By Clint Richards
Abe moves closer to passing collective self-defense, despite public protests.
The coalition that makes up the Japanese Cabinet will announce its final unified position on the government’s reinterpretation of collective self-defense on Tuesday. Lawmakers told reporters in the morning that the ruling LDP and its junior partner New Komeito had agreed to lift the ban on Japan’s Self-Defense Forces, and that an official Cabinet resolution would be released later in the day. There have been some very public and shocking displays of protest, and poll numbers indicate the Japanese people remain unchanged in their opposition to the government’s attempts to transition Japan toward a more normalized military.

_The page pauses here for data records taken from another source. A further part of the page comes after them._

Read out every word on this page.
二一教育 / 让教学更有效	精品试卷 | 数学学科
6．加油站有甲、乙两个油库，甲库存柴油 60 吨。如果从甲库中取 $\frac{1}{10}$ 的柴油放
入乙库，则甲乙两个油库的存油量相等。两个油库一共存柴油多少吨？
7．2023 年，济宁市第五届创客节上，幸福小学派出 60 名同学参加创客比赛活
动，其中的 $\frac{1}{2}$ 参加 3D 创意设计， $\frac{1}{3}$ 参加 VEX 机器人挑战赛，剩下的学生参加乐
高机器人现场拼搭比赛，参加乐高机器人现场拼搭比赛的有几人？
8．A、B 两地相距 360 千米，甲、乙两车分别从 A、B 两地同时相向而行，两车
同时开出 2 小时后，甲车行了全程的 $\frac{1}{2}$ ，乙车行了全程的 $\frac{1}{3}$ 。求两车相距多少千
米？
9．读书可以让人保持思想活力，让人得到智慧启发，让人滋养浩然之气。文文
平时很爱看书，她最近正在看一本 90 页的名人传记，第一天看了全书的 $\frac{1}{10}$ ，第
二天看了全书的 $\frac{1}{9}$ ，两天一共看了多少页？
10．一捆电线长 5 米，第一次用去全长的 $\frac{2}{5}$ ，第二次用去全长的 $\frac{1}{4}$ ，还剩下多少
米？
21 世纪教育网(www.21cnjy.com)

There is little surprise about Tuesday’s announcement. The LDP and New Komeito reached an agreement last week that gave the more pacifist junior partner enough concessions to broadly accept the ruling party’s proposals. As The Diplomat reported, last Tuesday the LDP changed parts of its new interpretation to state that Japan can assert collective self-defense if an attack on “a country with a close relationship with Japan” would “clearly cast a danger” on Japan. New Komeito also wanted wording to be included that most of the hypothetical scenarios the coalition had considered could be addressed without resorting to collective self-defense. Nevertheless, it appears the LDP has gotten the majority of its reinterpretation included in the draft, at least in spirit, if not in codified law. The draft will be put before the LDP-controlled Diet during its next session this fall, after which (if it passes) Abe will have completed his legal end-around changing Japanese pacifism, enshrined in Article 9 of its Constitution.